- Espanha pediu à União Europeia que levante as sanções impostas a Delcy Rodriguez, presidenta interina da Venezuela, após a aprovação de uma lei de anistia limitada para alguns presos.
- Rodriguez assumiu o poder no mês passado, atendendo a exigências da administração Trump sobre venda de petróleo e liberou centenas de pessoas consideradas prisioneiras políticas por grupos de direitos humanos.
- A União Europeia não respondeu diretamente ao pedido; a instituição disse estar pronta para usar ferramentas a seu alcance para apoiar a transição democrática na Venezuela.
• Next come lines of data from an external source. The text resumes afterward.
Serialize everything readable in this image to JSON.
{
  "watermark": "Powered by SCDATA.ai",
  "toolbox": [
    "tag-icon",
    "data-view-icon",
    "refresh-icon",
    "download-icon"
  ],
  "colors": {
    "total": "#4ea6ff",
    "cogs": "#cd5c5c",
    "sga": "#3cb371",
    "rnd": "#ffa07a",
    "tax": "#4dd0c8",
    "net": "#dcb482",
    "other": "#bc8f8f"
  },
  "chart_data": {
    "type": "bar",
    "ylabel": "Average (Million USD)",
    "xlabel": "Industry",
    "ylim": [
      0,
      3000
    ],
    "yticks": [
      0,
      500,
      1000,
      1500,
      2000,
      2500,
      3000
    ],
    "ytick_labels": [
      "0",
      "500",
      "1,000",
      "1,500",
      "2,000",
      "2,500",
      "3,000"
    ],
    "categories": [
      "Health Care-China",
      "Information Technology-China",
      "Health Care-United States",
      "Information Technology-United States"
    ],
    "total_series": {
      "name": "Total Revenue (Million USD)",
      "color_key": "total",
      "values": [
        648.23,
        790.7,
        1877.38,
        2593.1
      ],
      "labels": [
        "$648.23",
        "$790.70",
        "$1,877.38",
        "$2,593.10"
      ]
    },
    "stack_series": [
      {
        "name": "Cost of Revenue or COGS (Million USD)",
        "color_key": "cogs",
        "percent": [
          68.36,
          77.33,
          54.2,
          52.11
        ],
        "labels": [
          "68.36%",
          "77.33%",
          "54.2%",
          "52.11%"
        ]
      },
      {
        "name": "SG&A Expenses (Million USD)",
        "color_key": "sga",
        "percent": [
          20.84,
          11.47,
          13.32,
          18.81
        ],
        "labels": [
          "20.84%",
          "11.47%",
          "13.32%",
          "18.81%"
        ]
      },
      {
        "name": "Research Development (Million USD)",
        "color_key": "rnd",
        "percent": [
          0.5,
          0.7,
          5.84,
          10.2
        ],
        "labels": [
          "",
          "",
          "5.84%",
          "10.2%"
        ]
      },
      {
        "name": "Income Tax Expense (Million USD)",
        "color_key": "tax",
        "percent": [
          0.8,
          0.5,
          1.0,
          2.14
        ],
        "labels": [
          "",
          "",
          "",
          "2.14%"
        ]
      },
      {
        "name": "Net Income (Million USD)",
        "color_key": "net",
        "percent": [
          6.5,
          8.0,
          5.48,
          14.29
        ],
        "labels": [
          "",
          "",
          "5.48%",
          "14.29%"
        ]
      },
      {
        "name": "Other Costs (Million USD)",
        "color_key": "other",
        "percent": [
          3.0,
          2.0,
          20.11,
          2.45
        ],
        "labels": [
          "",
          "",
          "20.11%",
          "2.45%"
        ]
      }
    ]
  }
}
- As sanções da UE contra a Venezuela começaram em duas fases, em 2017 e 2018, envolvendo proibições de armas e de equipamentos de vigilância a oficiais venezuelanos, incluindo Rodriguez.
- Grupos de direitos humanos afirmam que a anistia aprovada pela Assembleia Nacional, dominada pelo governo, não beneficia centenas de prisioneiros políticos; Caracas nega prisões políticas.
O ministro das Relações Exteriores da Espanha pediu à União Europeia que levante as sanções impostas à presidente interina da Venezuela, Delcy Rodríguez, após a aprovação de um projeto de anistia limitado para presos. O pedido ocorreu nesta sexta-feira, em meio a um movimento de normalização das relações entre Madrid e Caracas.
Delcy Rodríguez assumiu o poder no mês passado, após a destituição de Nicolás Maduro pelos EUA. O governo venezuelano tem liberado centenas de pessoas consideradas prisioneiras políticas por grupos de direitos humanos, como parte do esforço de abertura política.
A Espanha argumenta que sanções devem buscar objetivos específicos, não serem fim em si mesmas, para facilitar um diálogo amplo e pacífico. O chanceler espanhol afirmou que o sinal enviado seria positivo para a estabilidade regional.
Contexto internacional
A Comissão Europeia não comentou diretamente o pedido de Madrid, mas reiterou a disposição de usar ferramentas para apoiar a transição democrática na Venezuela. A UE impôs sanções desde 2017, incluindo embargo de armas e restrições a equipamentos de vigilância.
A Venezuela, governada pelo partido no poder, aprovou na quinta-feira uma lei de anistia com apoio unânime da Assembleia Nacional. Grupos de direitos humanos criticam a medida por não abranger amplamente presos políticos e por manter diversas detenções.
Historicamente, a UE sancionou altas autoridades venezuelanas em 2018, citando violações de direitos humanos. Caracas nega prisões políticas e sustenta que os detidos cometeu crimes. A situação segue sob escrutínio internacional.